OpenAI will expand its London research center into its largest hub outside the United States, setting the stage for an intensified battle with Google DeepMind for top artificial intelligence talent in the British capital.
ChatGPT’s developer said it would significantly increase the size of its London operation, which currently employs about 30 researchers, but did not disclose specific staffing targets or investment figures. The move represents a strategic deepening of its presence in the UK at a time when competition for elite AI engineers has become one of the fiercest recruitment wars in the global tech industry.
OpenAI, whose European headquarters remains in Dublin, said London offers a “unique concentration of world-class talent in machine learning and science” as well as a strong culture of interdisciplinary collaboration.
The expansion is widely seen as a direct challenge to DeepMind, which employs around 2,000 people in the UK and has long dominated the UK AI research ecosystem.
Mark Chen, OpenAI’s chief research officer, acknowledged that the company has already recruited employees from DeepMind and expects to continue to do so. He said OpenAI’s appeal lies partly in its culture.
“We are known to be a bottom-up laboratory,” Chen said. “We let researchers pursue their research directions and turn them into company-level bets.” In contrast, he suggested, Google’s approach could be “a little more top-down.”
The competition for AI talent has driven compensation to extraordinary levels. Senior engineers in large AI labs can receive packages worth well over £1 million, often made up of salary, bonuses and equity. Reports of multimillion-dollar offers have emerged in the United States as companies race to attract leading researchers.
As a private company, OpenAI can offer equity investments that can increase significantly in value if the company eventually goes public. It also made secondary sales of shares easier, allowing employees to monetize some of their holdings – providing a strong incentive for recruiting.
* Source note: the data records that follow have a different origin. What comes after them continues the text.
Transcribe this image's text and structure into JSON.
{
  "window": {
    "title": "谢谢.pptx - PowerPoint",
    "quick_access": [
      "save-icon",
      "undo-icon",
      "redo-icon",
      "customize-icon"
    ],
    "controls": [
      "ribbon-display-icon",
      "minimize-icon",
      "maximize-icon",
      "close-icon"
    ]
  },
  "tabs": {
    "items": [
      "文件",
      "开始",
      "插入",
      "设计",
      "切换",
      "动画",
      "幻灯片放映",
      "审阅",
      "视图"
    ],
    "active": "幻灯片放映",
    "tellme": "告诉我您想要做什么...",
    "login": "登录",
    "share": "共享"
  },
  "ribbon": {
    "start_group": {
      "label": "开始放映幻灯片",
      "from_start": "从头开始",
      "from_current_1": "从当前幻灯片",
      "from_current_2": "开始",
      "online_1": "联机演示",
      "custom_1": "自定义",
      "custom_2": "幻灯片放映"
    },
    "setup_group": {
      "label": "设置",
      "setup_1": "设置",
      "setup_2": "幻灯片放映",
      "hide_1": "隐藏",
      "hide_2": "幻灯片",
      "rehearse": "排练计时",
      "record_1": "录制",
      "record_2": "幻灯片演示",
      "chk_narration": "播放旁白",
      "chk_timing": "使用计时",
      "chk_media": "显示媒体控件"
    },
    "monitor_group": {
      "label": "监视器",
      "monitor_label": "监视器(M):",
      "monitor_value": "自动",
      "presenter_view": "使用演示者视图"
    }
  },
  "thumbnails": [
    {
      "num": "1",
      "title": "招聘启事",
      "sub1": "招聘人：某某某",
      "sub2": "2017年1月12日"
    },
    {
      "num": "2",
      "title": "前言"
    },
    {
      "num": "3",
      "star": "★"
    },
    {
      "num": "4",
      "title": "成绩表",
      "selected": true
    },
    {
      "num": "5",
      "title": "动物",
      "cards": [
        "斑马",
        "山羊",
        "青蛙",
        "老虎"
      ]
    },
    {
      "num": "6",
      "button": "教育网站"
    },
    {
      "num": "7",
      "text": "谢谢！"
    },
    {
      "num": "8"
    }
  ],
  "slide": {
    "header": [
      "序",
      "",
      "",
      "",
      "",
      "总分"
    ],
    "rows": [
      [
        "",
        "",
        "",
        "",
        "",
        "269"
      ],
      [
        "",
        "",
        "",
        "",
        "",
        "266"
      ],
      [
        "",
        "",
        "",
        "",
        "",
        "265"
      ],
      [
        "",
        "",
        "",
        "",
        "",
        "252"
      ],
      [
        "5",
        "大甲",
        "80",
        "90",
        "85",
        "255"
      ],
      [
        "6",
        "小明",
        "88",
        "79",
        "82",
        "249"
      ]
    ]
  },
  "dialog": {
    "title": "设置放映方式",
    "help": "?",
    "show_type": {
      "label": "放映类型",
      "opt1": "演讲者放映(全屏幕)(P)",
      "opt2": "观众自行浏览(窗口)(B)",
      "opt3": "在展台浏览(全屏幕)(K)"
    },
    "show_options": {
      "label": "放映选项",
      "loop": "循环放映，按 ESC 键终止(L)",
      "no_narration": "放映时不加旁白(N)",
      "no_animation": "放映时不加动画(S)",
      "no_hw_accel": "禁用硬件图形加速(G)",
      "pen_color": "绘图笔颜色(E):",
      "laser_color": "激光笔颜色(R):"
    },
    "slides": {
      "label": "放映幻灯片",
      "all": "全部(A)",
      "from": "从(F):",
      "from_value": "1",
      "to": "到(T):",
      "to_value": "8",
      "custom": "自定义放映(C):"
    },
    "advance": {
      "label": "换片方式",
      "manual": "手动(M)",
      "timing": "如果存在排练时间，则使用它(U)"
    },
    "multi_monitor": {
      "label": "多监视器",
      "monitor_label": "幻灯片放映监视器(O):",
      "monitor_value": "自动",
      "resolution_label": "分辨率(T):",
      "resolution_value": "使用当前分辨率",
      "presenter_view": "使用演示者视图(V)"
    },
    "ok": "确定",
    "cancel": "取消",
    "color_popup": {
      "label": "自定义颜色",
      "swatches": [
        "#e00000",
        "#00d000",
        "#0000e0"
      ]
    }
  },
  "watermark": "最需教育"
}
Chen said compensation will remain “very competitive,” adding: “AI talent is very valuable and we need to be competitive everywhere.”
The expansion was welcomed by British politicians who wanted to position Britain as a global AI powerhouse.
Technology Minister Liz Kendall described the move as “a huge vote of confidence in the UK’s global leadership position at the forefront of AI research”.
London Mayor Sadiq Khan said he was “delighted to see OpenAI anchor its major new research center here,” arguing that the capital’s academic institutions and tech ecosystem make it a natural home for the next wave of AI innovation.
The announcement comes as the UK government seeks to attract high-growth technology companies and position AI as a key driver of productivity and competitiveness as part of its broader economic strategy.
OpenAI’s expansion follows internal warnings from its chief executive Sam Altman that the company is facing increasing competition from rivals such as Google and Anthropic. Altman has previously described the race in advanced AI development as a “Code Red” moment for the company.
Chen said recent advances in so-called AI agents — autonomous software capable of performing tasks with limited oversight — marked a significant turning point for the industry.
“There’s something happening in AI that feels like a big shift,” he said. “We’ve reached a level where we can rely on agents and use them in real-world workflows.”
He described how researchers can now delegate the execution of experiments to AI systems, allowing them to interpret the results and refine hypotheses. He suggested that this would increasingly change not only research roles, but also broader “analyst-style” jobs.
However, Chen cautioned that such systems still depend on human oversight and design. “Agents cannot ideate and develop the experimental design themselves,” he said.
As AI capabilities accelerate, public concerns about job displacement and social impacts have grown. Recent essays questioning the pace and impact of AI development are widespread and have contributed to volatility in technology markets.
Chen acknowledged that “external perceptions of AI have shifted in a more negative direction,” but argued that many practical applications – particularly in the areas of productivity and research – remain underestimated.
“There are many positive uses for active ingredients,” he said. “This is something we need to emphasize as an industry.”
With OpenAI’s commitment to expand in London, the capital is poised to become an even more intense battleground in the global race for dominance in advanced AI – with research talent, capital incentives and cultural positioning now as important as computing power itself.